Call me Pollyanna, but yes, I think it is possible for a revived SFAI to uphold the founding principles of the school. There have been ongoing battles over how things should be taught, but I think that artist-teachers, along with current art-world discourse, shape those ideas. From the Arts and Crafts courses of the 1910s or the mural classes that were offered during the first half of the twentieth century, to Ansel Adams teaching photography or Mark Rothko’s and Clyfford Still’s painting classes, along with the influence of Northern California’s Dadaists, Surrealists, and Conceptualists; its punk, funk, hippie, and graffiti movements; its avant-garde filmmakers—all of these elements and histories, local and global, are deeply ingrained within the psyche of the school and must be taken into account for its reboot. This legacy of irreverence and experimentation is at the core of the school’s identity. If it is not honored, it will fail.
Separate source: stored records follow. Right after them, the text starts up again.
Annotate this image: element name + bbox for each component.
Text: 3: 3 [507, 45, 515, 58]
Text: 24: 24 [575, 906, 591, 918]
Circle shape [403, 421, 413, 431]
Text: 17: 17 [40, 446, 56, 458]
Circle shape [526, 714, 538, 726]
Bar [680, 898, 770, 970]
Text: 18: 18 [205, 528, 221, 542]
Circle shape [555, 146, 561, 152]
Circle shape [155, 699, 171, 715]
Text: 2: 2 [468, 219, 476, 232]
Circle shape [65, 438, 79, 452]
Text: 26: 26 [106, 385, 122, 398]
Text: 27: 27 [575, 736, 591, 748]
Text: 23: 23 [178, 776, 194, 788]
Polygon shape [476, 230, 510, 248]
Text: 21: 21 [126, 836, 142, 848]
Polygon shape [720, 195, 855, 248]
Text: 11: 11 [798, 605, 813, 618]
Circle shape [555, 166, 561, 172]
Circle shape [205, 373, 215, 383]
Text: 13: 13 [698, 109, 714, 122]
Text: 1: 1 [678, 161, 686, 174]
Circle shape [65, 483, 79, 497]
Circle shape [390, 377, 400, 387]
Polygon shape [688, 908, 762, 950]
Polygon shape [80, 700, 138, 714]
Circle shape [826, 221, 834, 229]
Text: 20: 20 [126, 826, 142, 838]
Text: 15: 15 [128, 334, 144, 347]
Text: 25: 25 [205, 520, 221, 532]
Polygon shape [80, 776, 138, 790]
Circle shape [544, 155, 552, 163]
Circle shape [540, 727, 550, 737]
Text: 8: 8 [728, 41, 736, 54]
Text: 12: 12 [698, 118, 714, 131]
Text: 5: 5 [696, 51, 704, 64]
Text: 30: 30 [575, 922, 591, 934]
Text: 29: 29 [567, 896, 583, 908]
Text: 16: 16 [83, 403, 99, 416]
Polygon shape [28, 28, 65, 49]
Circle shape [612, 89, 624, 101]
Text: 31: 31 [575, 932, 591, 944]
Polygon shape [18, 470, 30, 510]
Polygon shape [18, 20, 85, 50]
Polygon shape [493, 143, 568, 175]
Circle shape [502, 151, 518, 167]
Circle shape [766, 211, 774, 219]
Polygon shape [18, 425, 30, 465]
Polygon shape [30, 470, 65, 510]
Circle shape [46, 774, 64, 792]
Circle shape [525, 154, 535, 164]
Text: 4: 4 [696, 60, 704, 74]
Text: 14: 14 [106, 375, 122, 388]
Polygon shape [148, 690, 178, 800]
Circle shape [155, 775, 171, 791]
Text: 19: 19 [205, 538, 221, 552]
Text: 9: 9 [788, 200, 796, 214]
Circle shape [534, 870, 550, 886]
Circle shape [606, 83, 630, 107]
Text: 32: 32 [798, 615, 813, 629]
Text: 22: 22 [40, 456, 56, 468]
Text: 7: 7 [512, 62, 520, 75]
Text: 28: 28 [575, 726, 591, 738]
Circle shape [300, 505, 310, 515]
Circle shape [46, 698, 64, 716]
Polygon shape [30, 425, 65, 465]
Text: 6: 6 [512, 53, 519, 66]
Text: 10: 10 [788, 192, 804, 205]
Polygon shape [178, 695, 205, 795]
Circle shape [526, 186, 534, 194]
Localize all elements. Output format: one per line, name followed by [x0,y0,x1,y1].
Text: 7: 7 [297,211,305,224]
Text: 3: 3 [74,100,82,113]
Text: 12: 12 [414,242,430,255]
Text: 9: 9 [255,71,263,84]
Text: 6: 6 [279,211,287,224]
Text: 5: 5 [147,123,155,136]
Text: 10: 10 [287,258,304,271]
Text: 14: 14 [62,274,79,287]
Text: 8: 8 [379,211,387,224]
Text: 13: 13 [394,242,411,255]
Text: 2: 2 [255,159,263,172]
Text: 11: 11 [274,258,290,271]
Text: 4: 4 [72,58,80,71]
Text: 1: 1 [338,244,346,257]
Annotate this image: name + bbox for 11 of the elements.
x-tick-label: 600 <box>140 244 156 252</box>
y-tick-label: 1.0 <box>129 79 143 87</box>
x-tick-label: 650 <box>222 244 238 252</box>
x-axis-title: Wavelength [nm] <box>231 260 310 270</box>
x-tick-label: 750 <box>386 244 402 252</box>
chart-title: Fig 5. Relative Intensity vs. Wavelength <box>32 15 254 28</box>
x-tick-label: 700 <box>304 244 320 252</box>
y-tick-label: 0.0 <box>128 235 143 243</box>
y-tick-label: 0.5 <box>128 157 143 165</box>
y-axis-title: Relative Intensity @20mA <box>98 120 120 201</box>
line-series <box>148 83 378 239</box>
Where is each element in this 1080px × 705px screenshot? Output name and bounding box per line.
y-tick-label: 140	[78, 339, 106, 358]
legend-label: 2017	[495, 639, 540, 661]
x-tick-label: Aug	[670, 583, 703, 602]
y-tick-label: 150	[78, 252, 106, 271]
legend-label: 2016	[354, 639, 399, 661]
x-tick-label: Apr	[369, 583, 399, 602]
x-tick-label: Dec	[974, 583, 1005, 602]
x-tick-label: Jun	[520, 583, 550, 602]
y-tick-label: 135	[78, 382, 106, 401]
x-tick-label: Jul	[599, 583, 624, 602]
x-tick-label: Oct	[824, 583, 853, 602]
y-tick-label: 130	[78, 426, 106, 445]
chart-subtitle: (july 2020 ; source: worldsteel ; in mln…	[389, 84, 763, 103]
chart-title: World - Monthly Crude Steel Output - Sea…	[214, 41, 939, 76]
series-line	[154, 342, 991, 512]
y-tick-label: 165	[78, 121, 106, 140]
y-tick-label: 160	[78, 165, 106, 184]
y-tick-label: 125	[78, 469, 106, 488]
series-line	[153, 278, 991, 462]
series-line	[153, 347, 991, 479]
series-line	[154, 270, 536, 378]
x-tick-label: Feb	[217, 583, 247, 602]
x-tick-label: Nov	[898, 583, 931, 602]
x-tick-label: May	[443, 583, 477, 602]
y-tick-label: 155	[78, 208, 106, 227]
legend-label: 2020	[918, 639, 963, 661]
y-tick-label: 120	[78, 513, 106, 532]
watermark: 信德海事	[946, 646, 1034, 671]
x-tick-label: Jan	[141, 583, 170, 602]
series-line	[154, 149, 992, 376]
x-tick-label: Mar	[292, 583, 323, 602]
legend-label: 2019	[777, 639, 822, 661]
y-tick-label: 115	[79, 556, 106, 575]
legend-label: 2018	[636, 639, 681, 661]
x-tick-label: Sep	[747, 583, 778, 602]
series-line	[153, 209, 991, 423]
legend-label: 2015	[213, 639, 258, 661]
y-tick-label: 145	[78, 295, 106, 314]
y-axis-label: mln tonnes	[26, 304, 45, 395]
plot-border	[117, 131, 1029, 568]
One thing that we really need to avoid is being a springboard for someone’s pet projects and career-building. We require stewardship of a vision that was built by the school’s community of artists—students, faculty, and, most especially, alumni. They are tethered to the heart and soul of SFAI.
The lifeblood of the place is its students, so the crucial thing would be to make sure that we get back to accredited classes as soon as we can. I hope that SFAI realizes that one of its key assets—in addition to the Arthur Brown and Paffard Keatinge-Clay buildings at 800 Chestnut Street, and its galleries, studios, library, archives, and Diego Rivera mural—is its accreditation, something that is very hard to get and will probably be difficult to restore. I hope by this September we have things in place to announce a Fall 2021 Resurrection as a small rebel-outpost art college on the West Coast.
SFAI’s virtual BFA and MFA thesis exhibitions are available online from May 15 to June 20, 2020.